Кит всегда первым шёл мириться. Так ему казалось проще, тем более что финалы этих примирений были страстными и дарили обоим незабываемое острое наслаждение. Возможно, именно в этом и заключалась, не вполне осознаваемая ими обоими причина, по которой они бросались в жестокую пучину выяснения отношений, споров и бессмысленных беспричинных обид.
Кит встал и подошёл к двери ванной и, прилипнув к ней ухом, напряжённо прислушался. Рыдания почти стихли, уступив место тихим всхлипываниям и судорожным вздохам. Потом шумно полилась вода. Что-то брякало, стукало и шуршало. Потом потянулась бесконечная пауза полной тишины, в которой вдруг прорезались звуки окружающего мира: мерный гул и бульканье холодильника, шелест часов в комнате, микс из гомона детей, шума машин, рева взлетающего самолёта и птичьего щебета, доносящиеся с улицы, в приоткрытое окно. Часы, отражённые зеркалом в коридоре, неторопливо вели обратный отсчёт – пять… десять… пятнадцать минут…
Ника всё не выходила.
В тот момент, когда он уже был готов ломать эту чёртову дверь, наконец, клацнула задвижка. Немузыкально скрипнула дверь, и из-за неё высунулась всклокоченная голова Ники. Не разглядев Кита в полумраке коридора, она выскользнула из ванной, осторожно прикрыла дверь, развернулась и тут же наткнулась на него. Она была такая маленькая, беззащитная с огромными глазами на осунувшемся, запрокинутом к нему, лице, что Кит, не в силах выносить этого взгляда, поспешил спрятать её голову на своей груди, облапив всю Нику своими большими руками.

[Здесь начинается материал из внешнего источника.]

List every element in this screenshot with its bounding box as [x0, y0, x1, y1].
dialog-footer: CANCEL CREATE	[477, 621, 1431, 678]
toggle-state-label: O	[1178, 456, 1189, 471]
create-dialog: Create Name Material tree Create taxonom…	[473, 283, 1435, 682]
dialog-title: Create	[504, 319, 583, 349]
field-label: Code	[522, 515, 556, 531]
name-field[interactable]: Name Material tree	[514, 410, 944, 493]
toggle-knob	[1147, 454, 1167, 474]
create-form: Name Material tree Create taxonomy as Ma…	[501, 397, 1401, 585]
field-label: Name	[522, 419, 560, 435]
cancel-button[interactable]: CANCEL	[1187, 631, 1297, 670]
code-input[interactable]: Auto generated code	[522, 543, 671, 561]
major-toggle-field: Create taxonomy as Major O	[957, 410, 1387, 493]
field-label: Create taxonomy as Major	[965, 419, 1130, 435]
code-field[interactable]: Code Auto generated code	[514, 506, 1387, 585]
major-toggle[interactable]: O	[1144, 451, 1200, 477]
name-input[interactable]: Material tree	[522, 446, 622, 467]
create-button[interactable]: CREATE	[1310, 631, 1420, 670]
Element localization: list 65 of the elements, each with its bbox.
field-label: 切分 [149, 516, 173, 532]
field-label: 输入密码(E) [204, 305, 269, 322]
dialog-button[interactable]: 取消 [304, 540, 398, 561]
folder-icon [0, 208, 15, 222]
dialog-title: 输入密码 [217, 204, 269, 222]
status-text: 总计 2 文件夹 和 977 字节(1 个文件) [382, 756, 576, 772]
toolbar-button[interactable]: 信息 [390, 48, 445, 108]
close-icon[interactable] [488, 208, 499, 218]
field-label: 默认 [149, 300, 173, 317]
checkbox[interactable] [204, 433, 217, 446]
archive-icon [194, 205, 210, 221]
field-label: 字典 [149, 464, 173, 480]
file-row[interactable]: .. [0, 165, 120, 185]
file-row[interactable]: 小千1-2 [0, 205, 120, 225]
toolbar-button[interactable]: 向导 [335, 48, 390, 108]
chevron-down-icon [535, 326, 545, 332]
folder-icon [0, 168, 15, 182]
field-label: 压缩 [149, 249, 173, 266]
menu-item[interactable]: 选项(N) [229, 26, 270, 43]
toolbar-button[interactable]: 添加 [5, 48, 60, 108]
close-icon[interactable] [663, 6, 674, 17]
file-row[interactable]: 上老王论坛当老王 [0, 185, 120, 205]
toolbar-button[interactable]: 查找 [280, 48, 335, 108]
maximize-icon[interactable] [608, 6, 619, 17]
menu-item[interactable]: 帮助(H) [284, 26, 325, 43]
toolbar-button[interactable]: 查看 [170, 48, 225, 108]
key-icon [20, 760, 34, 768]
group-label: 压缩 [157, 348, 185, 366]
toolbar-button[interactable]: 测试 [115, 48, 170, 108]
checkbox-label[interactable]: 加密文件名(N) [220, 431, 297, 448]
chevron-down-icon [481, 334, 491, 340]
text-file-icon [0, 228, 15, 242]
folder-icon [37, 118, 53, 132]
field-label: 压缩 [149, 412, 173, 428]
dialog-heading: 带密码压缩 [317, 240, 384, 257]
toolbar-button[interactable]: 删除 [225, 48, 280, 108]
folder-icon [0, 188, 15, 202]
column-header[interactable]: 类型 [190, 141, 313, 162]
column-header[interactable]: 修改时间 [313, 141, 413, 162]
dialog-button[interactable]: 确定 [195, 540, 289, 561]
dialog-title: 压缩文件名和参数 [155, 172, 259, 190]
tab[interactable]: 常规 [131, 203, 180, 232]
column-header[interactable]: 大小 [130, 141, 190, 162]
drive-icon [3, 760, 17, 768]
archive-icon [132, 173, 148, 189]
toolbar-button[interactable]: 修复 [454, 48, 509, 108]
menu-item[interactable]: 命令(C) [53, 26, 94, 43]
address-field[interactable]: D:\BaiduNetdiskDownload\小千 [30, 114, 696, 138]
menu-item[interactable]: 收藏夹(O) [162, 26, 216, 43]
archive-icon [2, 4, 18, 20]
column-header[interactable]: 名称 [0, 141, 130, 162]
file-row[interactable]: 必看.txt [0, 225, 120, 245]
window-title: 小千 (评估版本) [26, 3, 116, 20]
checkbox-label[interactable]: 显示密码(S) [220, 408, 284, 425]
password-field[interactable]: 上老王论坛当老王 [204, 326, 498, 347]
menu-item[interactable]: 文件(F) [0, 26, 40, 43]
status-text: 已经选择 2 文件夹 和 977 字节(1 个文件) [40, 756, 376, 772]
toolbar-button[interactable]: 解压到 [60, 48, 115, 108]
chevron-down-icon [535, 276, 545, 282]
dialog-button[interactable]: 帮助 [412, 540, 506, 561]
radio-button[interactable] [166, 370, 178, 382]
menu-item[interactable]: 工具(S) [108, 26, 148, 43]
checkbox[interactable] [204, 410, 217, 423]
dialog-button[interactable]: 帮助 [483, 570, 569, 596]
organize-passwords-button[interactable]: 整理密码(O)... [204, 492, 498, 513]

Она легко сдалась, прижалась к нему всем телом и сразу же снова начала плакать, только теперь тихо без надрыва и подвываний. Футболка Кита намокла, глаза щипало, коридор расплывался.
- Прости меня, Никитёнок. Прости! Слышишь? - шептал Кит.
Закончилось всё, как обычно…

Ника дремала, утомлённая на его плече, рассыпав волосы по подушке. Левая рука уже задеревенела, но Кит терпел, бесконечно дорожа этими минутами. Молчащая с закрытыми глазами Ника выглядела воплощением ангела, волей необыкновенного случая оказавшегося в полной его власти. Глядя на её безмятежный лоб, удивлённо выгнутые бровки, он забывал и о нелогичных мыслях, которые там рождались, и о словах, которые недавно зло выкрикивали детские припухшие губы, кривясь в обиде. Его искреннее чувство к ней после особенно бурных ссор и жарких примирений, словно после грандиозной перезагрузки, ощущалось им особенно свежо и пронзительно.
Пальцами правой нежно, едва касаясь, он вёл ото лба любимой по самому контуру волос. Обрисовал маленькое розовое ушко, уловил биение жилки на хрупкой шее, ощутил под тонкой кожей трогательную угловатость косточек ключицы, плеча и руки, головокружительный выгиб её по-детски худенького тел. Рука ушла под тепло одеяла…
Она была вся здесь! Вся прекрасна! И вся его!
Надо быть абсолютным кретином, чтобы отказаться от своего счастья такого вздорного, непоследовательного, но бесконечно дорогого и полного.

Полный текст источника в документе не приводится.